Вечером Панько не шел, а брел домой, перебирая в голове исторические события. Белкин обещал завтра озадачить по полной и после курса молодого бойца дать самостоятельное дело.
***ГУИИ, серьезная контора, не смогла избежать всеобщей рутины и заорганизованности, поэтому сотрудники захлебывались в потоке мелких дел, жалоб, а самое главное, в перекрестных отчетах, которые, словно криптовалюту, сотрудники майнили на всех этажах. Мысль о том, что пора бы уже что-то менять, пока висела в воздухе: придать ей гласность никто из высших чинов не решался по причине излишней «богобоязни» и риска потерять таким трудом завоеванные должности и привилегии. Отчеты только набирали силу и мощь. Механизм, учитывая количество часовых поясов, крутился бесперебойно и беспрерывно.
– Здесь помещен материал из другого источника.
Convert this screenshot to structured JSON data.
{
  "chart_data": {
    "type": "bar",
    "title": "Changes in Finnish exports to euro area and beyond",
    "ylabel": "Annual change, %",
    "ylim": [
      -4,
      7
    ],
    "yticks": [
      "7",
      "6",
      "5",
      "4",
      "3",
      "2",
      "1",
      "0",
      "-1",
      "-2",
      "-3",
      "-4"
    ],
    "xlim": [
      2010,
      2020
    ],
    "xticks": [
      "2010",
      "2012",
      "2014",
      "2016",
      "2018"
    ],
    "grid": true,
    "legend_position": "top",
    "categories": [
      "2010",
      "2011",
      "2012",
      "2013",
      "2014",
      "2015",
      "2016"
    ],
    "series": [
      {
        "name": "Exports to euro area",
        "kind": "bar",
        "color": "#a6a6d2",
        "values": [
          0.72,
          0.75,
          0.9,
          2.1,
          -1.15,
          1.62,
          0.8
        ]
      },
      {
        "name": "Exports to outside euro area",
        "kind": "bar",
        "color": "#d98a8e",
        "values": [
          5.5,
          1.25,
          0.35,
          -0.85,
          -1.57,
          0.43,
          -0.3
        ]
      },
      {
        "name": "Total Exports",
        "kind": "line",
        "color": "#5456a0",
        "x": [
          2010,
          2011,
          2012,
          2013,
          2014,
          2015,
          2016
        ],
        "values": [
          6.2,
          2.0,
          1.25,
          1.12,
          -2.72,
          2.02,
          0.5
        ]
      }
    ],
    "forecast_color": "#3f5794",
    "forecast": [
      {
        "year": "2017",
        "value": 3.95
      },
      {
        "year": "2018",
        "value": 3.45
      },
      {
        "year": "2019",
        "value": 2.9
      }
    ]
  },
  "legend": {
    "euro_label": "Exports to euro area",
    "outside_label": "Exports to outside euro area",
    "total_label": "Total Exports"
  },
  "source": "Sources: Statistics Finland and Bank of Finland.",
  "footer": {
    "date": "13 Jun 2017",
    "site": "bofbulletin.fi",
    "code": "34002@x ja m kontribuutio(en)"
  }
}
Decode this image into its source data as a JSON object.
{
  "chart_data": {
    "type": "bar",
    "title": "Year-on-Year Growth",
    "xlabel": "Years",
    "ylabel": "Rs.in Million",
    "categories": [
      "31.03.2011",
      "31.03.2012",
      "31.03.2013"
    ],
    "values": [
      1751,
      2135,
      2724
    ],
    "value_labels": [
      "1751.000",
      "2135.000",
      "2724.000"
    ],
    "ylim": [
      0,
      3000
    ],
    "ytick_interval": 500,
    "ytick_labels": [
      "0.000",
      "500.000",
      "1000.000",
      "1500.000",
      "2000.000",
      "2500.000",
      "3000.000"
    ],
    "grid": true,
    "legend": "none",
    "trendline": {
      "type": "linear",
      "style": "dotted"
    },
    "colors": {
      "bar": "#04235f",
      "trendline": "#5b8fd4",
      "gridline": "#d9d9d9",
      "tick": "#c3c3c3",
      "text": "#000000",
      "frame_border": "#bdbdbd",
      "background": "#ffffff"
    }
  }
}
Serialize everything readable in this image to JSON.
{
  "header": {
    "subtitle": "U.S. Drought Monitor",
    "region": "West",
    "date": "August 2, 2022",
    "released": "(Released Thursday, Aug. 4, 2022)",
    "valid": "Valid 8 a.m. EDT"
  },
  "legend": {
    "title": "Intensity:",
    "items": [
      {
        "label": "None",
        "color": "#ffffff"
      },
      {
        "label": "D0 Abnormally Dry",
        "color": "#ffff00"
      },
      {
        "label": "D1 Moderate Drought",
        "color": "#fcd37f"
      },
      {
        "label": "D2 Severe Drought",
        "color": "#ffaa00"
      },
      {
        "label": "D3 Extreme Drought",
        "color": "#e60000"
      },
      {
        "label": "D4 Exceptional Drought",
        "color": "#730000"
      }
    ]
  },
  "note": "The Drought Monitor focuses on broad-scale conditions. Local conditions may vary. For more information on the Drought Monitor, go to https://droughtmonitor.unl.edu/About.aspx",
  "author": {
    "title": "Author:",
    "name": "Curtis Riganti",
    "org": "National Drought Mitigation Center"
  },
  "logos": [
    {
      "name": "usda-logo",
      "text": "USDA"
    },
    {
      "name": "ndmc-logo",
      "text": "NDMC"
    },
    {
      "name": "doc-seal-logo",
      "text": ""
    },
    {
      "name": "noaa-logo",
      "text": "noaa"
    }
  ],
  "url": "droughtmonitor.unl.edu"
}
– Вот заявление, смотрите, любуйтесь, – едва открыв дверь, произнес Толь Толич и демонстративно потряс бумаженцией перед сотрудниками.
– Что за бодяга, жители Козельска требуют исторической справедливости? – спросил Белкин.
– Почти. «Предъява» из Новгорода, из Великого Новгорода. Нужны: а) компенсация, б) реабилитация и с) наказание виновных. Насолил им Грозный в шестнадцатом веке, посидели эти «фриландеры», блин, «фрилансеры» в архивах, восстановили древо – и пожалуйста, нашего прапрапрапрапрапрадедушку сделали пострадавшим в ходе построения централизованного государства. Памятник Грозному ставили-ставили, теперь вот счет за косяки.
– Доказательства-то есть у них серьезные, или?.. – вступила в разговор Ольга.
– Конечно, есть, без них жалобу в корзинку. Бьют на Лаврентьевскую летопись плюс показания очевидцев, приплели Джирома Горсея.
– Горсей – иноагент, он выступать как свидетель не может, – парировал Сергей.
– Да хрен с ним, с Горсеем, это я до кучи, доказательств у них хоть отбавляй. Москвичи там так наследили, что хватит на несколько томов, к тому же показания историков, заслуживающих доверия: Соловьев, Татищев, Костомаров. Этих никуда не деть.
– Так что, наша задача – от жалобы отбиться, или дело заводить будем? – лениво спросила Ольга.
– Отбиться, судя по всему, не получится, придется разгребать этот хлам.
– Ну, компенсации не будет, здесь все ясно, юридических оснований нет, – спокойно пояснил Белкин, – реабилитацию без суда нарисуем. Дело трех вечеров и двух отчетов. С наказанием тут и суд должен быть, и служба исполнения.
– Василий, с исполнением бы это… без лишних затрат, бюджеты не резиновые.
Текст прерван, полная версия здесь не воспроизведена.